I always find it interesting to hear from folks in our movement describe what it was that motivated them to become active in fighting against mountaintop removal mining. There are all sort of answers, including: “It was happening in my backyard,” and “I heard a presentation from impacted Appalachian residents.” For me, it was a mix of things, starting with meeting some residents of eastern Kentucky.
This image, however, is what made it all click in my mind.
That’s a Google Earth satellite image of approximately 5,000 square miles of central Appalachia (roughly the size of Connecticut). Notice those grey splotches. Those pock marks. Those coal tattoos. Each of those giant marks on the earth is a mountaintop removal coal mine.

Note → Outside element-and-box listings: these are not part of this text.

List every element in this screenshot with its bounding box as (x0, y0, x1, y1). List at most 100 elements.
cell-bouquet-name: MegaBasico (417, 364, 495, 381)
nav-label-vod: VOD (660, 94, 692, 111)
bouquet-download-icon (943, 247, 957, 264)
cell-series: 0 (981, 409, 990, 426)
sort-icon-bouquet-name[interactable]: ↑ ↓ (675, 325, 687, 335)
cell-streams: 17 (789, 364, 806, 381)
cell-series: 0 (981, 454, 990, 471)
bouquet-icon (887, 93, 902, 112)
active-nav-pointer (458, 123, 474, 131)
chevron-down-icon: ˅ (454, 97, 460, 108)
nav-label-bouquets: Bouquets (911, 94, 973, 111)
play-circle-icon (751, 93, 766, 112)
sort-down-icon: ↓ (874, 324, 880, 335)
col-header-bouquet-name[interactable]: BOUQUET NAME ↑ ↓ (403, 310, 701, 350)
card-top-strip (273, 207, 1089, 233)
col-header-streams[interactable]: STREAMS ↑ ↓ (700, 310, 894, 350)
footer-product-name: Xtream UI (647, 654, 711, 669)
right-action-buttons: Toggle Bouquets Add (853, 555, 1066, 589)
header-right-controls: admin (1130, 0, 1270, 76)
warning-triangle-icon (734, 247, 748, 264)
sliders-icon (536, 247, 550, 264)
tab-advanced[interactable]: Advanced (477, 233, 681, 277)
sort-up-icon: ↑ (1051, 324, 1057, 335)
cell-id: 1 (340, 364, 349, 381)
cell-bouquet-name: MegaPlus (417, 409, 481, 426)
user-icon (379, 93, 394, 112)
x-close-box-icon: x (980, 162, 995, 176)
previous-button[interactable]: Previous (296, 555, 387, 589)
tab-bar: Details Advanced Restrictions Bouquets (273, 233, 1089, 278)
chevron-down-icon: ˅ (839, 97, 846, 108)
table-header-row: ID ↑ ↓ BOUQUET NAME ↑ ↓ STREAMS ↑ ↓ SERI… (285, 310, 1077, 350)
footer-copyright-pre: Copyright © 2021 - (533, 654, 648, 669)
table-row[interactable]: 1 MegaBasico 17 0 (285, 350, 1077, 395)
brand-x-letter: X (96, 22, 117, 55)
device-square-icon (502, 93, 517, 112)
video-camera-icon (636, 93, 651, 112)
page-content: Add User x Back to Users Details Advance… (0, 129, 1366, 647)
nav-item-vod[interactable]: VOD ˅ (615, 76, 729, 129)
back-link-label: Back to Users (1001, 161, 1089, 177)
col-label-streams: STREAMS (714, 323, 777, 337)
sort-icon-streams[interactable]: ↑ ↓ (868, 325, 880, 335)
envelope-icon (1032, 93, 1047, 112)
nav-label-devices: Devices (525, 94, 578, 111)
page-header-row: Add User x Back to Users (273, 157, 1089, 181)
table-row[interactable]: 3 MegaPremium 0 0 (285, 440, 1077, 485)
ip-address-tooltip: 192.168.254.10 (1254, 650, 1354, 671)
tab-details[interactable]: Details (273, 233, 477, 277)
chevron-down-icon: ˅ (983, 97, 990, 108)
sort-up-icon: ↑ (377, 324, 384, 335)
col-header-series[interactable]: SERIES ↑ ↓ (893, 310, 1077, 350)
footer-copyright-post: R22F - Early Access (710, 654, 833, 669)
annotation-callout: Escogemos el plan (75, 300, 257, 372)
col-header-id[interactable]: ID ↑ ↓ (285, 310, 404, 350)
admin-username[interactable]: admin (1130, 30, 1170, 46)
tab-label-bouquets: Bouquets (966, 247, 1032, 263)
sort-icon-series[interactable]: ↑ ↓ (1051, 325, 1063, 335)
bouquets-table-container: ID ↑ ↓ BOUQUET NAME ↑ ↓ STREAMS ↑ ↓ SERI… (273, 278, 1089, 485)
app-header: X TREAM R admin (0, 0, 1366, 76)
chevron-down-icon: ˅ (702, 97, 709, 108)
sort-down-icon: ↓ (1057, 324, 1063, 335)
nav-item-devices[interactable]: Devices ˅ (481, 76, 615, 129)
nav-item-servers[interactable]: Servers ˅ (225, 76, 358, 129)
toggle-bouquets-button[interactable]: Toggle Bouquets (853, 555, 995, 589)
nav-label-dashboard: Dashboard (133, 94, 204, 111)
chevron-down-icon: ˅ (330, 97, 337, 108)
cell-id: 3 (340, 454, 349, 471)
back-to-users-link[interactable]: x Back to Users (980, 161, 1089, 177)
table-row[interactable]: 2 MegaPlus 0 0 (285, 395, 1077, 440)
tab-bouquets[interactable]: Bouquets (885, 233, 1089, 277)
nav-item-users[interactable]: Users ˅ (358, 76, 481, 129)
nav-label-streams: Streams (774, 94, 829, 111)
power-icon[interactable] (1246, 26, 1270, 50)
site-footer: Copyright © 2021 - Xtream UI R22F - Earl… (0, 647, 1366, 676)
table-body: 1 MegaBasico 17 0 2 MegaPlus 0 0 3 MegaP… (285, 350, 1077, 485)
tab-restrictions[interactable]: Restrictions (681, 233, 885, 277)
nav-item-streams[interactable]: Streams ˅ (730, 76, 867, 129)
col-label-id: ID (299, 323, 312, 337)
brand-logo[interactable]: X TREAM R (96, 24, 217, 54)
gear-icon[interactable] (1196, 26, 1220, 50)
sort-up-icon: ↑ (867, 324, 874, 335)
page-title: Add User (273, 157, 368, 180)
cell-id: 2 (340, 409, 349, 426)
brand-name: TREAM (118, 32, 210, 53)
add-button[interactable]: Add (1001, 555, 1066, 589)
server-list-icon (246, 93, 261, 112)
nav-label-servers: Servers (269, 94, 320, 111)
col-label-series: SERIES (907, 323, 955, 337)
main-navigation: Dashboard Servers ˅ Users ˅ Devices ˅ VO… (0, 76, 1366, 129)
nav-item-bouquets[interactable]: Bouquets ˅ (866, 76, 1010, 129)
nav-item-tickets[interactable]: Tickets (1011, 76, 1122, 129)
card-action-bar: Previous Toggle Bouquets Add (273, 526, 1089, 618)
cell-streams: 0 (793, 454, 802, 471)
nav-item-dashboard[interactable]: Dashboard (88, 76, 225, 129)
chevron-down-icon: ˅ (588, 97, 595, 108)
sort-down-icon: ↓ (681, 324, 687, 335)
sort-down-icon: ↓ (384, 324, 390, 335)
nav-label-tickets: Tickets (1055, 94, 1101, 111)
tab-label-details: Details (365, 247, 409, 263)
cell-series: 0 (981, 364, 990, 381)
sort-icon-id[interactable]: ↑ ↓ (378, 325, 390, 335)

The scale and pervasiveness of the destruction is almost impossible to comprehend. The satellite image is evidence of an ongoing crime against nature that regulators and policy makers are astonishingly allowing to continue.
Understanding the extent of the mining is an important step to understanding the connection between mining pollution and the Appalachian health crisis occurring across 50 counties. Blowing up more than 500 mountains, burying more than 2,000 miles of streams, and desecrating over 1 million acres of land cannot be done without polluting the air and water necessary to human health. That’s why there’s a close link between mountaintop removal mining and elevated rates of cancer, heart disease, respiratory illnesses, and birth defects throughout the entire region.
Yet, mountaintop removal is still happening.
Appalachians are not going to give up, and neither is Appalachian Voices. Federal agencies can still take major steps to ending mountaintop removal, and we all need to do what we can to make sure they do.